Using the code above, you can define this specific grid as follows: image

This, in turn, raises several questions:

  1. On memory requirements of Monarch: when done naively, Monarch requires storing 1 additional tensor of activations for backprop for every additional dimensionality -- or recomputing them due to gradient checkpointing. Is there any more efficient strategy for backprop through Monarch?
  2. On relation to tensor decompositions: when viewed from this angle, Monarch sounds vaguely related (though not equivalent) to some popular tensor decompositions, such as TensorTrain or TensorRing. Is Monarch universally better or are there special cases where I should use either one?

p.s. the perspective from this question is not my own, we stumbled into it in discussions with @ostroumova-la , @TimDettmers , @KhrulkovV

tridao commented 2 years ago

Hi @justheuristic, this is a very insightful observation! I believe the tensor perspective is one very fruitful way to view butterfly / Monarch. This perspective is the basis of our Monarch projection algorithm in the paper. [As an aside, this tensor perspective of the FFT (which butterfly / Monarch generalize) can be traced back to viewing the FFT as message passing on a junction tree. Here's a reference.]

Your implementation is quite close to ours. Monarch multiply (both square and rectangular) can be implemented in 2-3 lines of Pytorch with the help of torch.einsum. The slightly faster version materializes one additional array of activation as you observed.

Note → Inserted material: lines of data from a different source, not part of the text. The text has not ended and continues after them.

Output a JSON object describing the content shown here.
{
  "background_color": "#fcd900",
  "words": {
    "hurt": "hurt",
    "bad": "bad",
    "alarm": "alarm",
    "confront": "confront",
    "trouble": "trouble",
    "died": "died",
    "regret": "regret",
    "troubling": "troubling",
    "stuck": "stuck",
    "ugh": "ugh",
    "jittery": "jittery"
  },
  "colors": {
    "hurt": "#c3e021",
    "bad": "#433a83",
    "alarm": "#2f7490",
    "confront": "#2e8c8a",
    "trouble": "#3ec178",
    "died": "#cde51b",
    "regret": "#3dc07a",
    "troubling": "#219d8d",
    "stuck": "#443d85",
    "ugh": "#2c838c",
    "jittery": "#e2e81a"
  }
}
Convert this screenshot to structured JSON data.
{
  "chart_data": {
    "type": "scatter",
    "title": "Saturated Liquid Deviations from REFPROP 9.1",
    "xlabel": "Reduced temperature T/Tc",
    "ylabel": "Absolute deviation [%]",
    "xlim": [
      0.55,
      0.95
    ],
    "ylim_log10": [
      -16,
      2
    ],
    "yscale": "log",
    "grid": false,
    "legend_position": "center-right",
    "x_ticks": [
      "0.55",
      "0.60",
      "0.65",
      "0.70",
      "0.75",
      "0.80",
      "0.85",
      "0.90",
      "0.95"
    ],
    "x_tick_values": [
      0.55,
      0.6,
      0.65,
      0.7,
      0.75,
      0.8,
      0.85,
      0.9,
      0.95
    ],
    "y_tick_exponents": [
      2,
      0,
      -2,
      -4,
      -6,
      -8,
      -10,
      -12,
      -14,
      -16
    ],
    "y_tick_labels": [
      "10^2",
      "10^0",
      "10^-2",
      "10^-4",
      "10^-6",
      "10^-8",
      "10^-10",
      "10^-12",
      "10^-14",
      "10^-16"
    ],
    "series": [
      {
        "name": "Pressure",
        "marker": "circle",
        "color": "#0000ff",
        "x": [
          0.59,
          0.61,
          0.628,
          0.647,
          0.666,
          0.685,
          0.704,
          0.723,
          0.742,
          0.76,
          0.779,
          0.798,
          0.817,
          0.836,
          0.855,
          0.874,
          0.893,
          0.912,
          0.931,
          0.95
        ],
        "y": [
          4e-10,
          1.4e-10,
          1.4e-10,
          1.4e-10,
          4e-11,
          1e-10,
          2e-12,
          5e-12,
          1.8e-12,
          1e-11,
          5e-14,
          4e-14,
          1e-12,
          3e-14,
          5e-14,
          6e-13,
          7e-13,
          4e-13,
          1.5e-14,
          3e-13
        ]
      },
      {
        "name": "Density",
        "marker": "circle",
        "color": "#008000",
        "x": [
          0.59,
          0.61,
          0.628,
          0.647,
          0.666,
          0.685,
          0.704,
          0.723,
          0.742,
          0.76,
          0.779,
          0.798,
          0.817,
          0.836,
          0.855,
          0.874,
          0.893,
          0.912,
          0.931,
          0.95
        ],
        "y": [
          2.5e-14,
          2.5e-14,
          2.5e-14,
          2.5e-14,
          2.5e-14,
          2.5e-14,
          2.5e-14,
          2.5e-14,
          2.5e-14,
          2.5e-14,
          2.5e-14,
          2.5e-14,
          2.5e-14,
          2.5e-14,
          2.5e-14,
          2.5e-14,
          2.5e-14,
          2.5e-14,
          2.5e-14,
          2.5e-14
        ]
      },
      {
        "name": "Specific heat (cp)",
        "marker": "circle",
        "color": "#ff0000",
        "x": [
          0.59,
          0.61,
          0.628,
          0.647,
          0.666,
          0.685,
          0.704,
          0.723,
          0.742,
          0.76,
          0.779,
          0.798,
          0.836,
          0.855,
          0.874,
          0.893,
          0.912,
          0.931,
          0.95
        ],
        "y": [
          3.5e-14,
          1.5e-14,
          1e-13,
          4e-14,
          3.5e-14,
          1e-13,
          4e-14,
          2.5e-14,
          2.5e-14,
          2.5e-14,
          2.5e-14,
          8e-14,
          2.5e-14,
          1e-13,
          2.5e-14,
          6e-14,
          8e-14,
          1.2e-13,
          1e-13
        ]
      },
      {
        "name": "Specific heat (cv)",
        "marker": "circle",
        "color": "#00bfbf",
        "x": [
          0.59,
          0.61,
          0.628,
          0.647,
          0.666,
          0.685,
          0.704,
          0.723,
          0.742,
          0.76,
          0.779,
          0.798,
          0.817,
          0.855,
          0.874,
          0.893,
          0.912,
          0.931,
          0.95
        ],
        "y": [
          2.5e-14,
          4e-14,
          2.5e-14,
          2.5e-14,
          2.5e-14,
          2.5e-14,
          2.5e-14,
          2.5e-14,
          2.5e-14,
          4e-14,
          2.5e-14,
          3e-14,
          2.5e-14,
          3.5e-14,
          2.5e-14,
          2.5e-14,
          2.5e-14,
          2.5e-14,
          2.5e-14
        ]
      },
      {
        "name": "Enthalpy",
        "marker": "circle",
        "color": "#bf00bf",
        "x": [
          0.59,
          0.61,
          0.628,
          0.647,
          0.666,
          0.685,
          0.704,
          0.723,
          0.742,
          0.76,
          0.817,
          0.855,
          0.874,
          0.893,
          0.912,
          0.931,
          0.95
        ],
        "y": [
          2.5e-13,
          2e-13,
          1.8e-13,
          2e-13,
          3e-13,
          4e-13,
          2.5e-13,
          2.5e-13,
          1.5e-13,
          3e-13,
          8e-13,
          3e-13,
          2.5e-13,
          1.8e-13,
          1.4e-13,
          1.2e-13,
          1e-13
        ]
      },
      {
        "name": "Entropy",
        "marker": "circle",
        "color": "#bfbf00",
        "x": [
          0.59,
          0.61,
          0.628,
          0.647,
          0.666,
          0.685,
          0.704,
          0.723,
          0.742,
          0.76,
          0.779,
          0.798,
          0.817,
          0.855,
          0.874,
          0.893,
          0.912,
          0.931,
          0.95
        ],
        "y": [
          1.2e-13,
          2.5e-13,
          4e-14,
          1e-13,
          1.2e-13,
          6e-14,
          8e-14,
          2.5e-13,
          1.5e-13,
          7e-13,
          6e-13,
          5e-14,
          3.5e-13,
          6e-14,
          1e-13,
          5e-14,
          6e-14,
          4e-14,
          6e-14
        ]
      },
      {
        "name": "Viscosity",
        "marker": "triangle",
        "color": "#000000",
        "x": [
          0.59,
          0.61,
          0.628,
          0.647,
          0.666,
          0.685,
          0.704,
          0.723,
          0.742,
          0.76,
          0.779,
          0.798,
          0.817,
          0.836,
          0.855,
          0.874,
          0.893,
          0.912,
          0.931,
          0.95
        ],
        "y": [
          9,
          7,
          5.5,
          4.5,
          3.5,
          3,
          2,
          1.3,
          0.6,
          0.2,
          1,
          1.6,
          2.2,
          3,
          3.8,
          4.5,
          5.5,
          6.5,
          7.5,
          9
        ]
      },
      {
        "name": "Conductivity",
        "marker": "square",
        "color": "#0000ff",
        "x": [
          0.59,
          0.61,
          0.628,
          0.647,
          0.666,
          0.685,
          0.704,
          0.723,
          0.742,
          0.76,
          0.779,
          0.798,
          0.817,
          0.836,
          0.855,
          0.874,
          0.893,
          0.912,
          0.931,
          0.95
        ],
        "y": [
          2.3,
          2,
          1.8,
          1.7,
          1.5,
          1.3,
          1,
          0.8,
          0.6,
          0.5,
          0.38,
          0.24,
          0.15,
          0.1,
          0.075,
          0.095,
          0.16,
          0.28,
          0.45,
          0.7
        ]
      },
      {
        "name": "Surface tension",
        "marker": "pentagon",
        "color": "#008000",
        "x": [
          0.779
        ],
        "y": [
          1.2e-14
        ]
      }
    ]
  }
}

  1. Adding more dimensions: that's a great idea! I particularly like the einsum way to implement Monarch, and you can generalize that to more dimensions easily.
  2. Memory: we typically just store an additional array of activation. One can certainly use gradient checkpointing to trade memory/compute like you have done. Recomputation is quite fast since we're multiplying by a block-diagonal matrix.
  3. Relation to tensor decomposition: Monarch matrix can be viewed as a tensor as you observed. It was designed for hardware efficiency (hence the use of block-diagonal matrices) and to capture many fast transforms (e.g., Fourier). Some applications do well with the "fourier" inductive bias (e.g., MRI reconstruction and PDE solving in the paper), and so Monarch would be more well-suited compared to other tensor methods.
justheuristic commented 2 years ago

Thank you kindly for the response (and references)! I somehow did not make the connection to the message-passing view of FFT

Also, thank you for sharing the implementation, I'm currently running experiments in a memory-constrained setup and the re-materialization trick from BlockdiagButterflyMultiply was way more efficient than naive grad checkpointing.